L’histoire de cet évangile commence donc avec ce disciple-témoin que la tradition va associer à l’apôtre Jean, fils de Zébédée. Les recherches exégétiques sont plus prudentes quant à cette identification. Ce disciple que Jésus aimait est lié à Jérusalem (Jn 13,1) et connaît le grand-prêtre au point d’y avoir ses entrées (Jn 18,15-16). Ce qui ne correspondrait guère au portrait d’un pécheur de Galilée. D’autre part, ce témoin ne fait nulle mention de la Transfiguration, ni de la guérison de la fille de Jaïre dont les synoptiques s’accordent sur la présence de Jean, fils de Zébédée. Le mystère est encore flou sur l’identité de ce premier auteur de l’évangile. Il constitue, en tout cas, une figure fondatrice et exemplaire pour la communauté. C’est de lui qu’elle tient son unité et ses traditions (Jn 21,24, cf. supra).

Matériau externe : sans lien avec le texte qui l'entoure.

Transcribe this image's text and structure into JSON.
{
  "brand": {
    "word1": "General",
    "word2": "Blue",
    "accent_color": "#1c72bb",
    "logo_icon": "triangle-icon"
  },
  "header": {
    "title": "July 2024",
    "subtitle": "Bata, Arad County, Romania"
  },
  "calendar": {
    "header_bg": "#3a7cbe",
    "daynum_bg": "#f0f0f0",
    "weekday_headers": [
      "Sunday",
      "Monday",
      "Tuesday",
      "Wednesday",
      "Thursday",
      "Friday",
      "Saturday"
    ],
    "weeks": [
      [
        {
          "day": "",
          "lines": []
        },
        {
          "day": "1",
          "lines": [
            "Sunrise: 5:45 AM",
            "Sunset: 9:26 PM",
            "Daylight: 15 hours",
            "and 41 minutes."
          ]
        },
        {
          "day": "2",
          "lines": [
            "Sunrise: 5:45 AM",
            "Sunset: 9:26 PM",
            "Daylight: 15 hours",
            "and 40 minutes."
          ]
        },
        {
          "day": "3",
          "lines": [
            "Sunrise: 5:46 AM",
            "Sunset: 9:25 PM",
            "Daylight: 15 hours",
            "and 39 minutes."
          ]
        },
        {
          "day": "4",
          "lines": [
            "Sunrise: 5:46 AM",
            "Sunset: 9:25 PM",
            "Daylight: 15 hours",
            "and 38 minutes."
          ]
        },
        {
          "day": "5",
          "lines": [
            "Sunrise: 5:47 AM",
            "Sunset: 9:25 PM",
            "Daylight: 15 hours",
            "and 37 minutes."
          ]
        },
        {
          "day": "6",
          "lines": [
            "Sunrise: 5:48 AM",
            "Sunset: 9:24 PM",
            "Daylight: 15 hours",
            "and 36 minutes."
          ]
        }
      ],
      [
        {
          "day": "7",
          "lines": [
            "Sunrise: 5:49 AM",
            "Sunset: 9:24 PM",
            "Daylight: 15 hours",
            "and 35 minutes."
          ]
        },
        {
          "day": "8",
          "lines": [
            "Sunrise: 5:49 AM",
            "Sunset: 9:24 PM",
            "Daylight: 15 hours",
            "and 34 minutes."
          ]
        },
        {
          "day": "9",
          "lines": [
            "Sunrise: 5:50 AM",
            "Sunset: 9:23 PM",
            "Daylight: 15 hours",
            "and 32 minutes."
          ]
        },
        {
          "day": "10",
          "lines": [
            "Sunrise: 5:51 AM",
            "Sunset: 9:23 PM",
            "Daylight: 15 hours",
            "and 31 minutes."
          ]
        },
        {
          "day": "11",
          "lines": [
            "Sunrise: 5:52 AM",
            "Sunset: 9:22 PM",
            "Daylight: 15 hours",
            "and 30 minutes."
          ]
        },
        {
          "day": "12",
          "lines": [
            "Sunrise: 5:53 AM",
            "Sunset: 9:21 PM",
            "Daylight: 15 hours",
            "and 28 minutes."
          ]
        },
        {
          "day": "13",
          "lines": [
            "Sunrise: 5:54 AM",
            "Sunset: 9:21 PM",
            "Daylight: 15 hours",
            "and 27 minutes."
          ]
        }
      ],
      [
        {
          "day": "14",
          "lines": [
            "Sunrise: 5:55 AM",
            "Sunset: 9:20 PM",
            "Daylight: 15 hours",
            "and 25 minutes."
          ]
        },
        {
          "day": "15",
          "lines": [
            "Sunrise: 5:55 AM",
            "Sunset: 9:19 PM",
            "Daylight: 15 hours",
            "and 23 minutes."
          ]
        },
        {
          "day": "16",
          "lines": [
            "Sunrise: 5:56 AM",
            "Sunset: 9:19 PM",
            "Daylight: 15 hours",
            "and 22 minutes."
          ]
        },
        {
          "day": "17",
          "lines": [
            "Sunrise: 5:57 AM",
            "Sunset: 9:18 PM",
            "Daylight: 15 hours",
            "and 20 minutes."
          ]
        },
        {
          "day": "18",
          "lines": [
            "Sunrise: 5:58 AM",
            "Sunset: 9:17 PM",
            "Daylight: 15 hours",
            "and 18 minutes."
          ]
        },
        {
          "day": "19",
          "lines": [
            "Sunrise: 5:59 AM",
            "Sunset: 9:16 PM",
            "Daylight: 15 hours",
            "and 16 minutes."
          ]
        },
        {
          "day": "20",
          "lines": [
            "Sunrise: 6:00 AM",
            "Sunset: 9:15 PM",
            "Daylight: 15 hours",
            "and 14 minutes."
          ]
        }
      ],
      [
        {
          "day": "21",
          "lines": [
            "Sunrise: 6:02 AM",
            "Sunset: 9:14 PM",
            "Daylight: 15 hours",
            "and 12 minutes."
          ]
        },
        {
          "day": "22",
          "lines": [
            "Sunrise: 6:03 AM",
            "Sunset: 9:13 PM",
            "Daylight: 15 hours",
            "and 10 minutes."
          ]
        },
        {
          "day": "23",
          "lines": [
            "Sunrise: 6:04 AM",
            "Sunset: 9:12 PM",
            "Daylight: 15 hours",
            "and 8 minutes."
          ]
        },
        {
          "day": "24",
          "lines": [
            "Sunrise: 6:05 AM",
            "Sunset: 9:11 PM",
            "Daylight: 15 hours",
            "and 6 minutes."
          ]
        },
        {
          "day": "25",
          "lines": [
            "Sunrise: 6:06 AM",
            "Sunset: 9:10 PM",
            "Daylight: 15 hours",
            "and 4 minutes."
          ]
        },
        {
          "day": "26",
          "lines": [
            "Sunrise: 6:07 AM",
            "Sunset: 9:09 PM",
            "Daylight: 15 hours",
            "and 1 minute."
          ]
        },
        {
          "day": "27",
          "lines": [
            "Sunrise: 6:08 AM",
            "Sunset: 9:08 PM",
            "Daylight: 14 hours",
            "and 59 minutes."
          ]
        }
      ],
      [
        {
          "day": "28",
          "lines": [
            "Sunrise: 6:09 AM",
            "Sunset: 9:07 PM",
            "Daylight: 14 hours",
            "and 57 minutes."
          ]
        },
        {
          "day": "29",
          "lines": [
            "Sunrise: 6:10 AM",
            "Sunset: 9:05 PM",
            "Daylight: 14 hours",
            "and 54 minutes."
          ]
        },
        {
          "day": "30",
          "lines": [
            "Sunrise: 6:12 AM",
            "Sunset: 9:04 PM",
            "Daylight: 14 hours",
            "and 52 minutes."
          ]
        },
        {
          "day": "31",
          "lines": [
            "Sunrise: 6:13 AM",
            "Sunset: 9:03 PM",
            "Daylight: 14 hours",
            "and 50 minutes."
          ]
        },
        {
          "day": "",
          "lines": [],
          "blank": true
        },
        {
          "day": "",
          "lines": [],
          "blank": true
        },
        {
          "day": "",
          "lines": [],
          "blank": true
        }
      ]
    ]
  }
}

Mateo Cerezo, Saint Jean l'évangéliste, 1665

La communauté johannique

En plusieurs endroits, les discours et les récits opposent Jésus aux autorités juives et font mention des sanctions visant ses disciples en les excluant de la synagogues (Jn 9,22 ; 12,42 ; 16,2). Ces expulsions ne furent pas prononcées durant le ministère de Jésus et font référence à la situation même de la communauté johannique, première destinatrice de cet évangile, probablement aux alentours de l’an 85. D’autres indices confirment l’appartenance de cette communauté au monde judéo-chrétien. Je les mentionnerai en temps voulu.

L’exclusion de la synagogue représente un véritable drame pour ces juifs confessant Jésus Christ. L’hypothèse le plus partagée origine cette crise dans la perception particulière de la communauté johannique du Christ, le confessant comme le Verbe de Dieu préexistant à sa venue en ce monde. C’est ce que nous présente le prologue de l’évangile (Jn 1,18).

François BESSONNET

Bibliste et prêtre pour le diocèse de Luçon (Vendée).